On March 7, Aereo filed a trademark infringement lawsuit against David’s FilmOn. In pushing for a TRO, Aereo said, “The public’s opinion, attitude and impression of Aereo will likely be irreparably harmed by Defendants’ unauthorized services or advertising in such circumstances. The harm will increase every day the misconduct is allowed to continue, and the goodwill associated with Aereo’s mark will likely be permanently damaged through such efforts.”
The judge denied the motion without prejudice to Aereo. The company backed by Barry Diller will have an opportunity for another try with a motion for a preliminary injunction.
David says he has been using “Aero” before Aereo was known as Aereo. He brought his own lawsuit against Aereo in February.
Meanwhile, Aereo is still waiting an imminent ruling by the 2nd Circuit Court of Appeals. The broadcasters don’t like the fact that a New York judge denied last year their own motion for an injunction against Aereo’s service. The TV networks assert that Aereo’s service is a violation of their copyrighted programming.
As the parties prepare for that ruling, Aereo and the broadcasters engage each other in discovery issues at the trial court.
Recently, the broadcasters requested and got the opportunity to make a briefing on documents that needed to be handed over.

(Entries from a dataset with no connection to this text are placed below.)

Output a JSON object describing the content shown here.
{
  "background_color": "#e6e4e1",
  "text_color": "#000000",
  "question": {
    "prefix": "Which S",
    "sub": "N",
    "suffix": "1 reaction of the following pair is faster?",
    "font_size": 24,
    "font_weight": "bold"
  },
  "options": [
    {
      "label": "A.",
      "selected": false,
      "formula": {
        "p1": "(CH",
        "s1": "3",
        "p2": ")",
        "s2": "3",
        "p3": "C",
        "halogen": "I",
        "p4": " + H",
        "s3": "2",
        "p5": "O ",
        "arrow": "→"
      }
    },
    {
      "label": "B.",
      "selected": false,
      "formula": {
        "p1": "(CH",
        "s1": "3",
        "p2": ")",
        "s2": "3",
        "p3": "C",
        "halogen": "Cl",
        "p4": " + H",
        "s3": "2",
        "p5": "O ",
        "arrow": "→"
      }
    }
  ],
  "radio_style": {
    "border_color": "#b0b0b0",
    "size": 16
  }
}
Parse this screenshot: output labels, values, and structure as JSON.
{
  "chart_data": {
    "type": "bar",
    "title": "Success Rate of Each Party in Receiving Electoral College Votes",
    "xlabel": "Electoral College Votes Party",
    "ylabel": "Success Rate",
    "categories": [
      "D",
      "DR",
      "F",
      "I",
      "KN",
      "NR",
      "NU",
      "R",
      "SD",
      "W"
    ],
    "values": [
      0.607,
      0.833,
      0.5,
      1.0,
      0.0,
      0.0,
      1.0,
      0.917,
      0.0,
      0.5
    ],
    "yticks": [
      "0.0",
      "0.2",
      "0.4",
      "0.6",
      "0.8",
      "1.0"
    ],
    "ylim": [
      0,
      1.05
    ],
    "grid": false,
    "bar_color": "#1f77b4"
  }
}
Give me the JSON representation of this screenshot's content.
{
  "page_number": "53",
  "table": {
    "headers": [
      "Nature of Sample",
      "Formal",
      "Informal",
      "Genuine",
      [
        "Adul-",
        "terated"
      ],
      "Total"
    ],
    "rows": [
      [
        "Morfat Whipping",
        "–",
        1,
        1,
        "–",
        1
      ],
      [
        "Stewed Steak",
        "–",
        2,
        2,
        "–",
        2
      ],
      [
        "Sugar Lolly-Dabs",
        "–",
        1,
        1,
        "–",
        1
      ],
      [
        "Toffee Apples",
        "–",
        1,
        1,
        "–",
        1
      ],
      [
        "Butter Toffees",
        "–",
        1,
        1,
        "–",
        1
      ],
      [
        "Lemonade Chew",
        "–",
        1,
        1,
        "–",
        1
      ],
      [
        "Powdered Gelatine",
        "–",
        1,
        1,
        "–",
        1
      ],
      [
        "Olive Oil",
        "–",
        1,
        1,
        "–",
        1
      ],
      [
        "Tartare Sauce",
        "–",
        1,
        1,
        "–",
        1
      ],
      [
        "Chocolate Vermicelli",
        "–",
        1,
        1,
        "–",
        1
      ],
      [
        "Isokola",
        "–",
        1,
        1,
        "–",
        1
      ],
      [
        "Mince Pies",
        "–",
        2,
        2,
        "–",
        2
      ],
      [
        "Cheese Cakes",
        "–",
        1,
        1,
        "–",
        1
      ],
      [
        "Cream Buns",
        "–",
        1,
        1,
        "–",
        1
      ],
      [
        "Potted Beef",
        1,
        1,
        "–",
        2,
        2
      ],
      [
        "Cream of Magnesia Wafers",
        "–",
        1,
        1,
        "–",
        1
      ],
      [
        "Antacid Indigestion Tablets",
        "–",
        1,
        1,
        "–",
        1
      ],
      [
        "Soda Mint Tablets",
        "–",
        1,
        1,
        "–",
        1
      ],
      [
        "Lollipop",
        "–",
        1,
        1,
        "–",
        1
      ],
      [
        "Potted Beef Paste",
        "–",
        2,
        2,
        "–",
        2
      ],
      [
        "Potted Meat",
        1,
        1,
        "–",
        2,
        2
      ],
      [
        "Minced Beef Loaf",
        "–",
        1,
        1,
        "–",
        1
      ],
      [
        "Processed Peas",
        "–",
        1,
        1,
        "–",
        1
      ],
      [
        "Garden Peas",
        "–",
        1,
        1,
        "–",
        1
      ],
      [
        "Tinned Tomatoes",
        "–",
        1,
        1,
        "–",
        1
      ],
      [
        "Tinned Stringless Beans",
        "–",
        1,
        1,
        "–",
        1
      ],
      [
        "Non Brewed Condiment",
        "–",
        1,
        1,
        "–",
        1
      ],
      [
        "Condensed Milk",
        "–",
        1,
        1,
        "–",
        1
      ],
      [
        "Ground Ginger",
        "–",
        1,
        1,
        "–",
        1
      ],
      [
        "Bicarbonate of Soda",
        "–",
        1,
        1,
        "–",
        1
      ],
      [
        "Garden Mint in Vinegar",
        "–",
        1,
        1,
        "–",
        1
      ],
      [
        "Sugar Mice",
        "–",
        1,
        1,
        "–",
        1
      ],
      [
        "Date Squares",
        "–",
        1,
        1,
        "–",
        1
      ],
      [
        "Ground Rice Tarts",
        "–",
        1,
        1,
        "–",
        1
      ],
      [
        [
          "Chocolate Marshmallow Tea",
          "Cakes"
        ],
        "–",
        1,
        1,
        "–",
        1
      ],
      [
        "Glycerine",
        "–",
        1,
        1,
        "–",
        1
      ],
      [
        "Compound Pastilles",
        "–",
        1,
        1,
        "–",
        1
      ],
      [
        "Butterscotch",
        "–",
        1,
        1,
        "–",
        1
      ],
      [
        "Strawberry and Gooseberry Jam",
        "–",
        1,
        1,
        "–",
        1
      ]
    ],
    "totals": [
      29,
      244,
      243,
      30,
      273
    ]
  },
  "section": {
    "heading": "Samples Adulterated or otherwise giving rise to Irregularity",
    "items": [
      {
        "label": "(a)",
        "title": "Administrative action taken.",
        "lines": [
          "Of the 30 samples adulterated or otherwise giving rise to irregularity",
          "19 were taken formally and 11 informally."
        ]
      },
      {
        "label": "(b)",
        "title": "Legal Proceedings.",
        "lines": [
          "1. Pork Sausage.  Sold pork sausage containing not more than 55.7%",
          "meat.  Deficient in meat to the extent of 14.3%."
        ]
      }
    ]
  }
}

Aereo is seeking all sorts of information from broadcasters in an effort to show that the harm from Aereo’s technology is overstated. The company is demanding the retransmission and licensing agreements that the TV networks have signed. Aereo also wants advertising revenue, broken down per program per month, and documents related to Nielsen and other ratings services as well as information related to the commercial impact of antennas, DVRs and place shifting devices, such as SlingBox.
A ruling on the discovery demands should also be coming soon.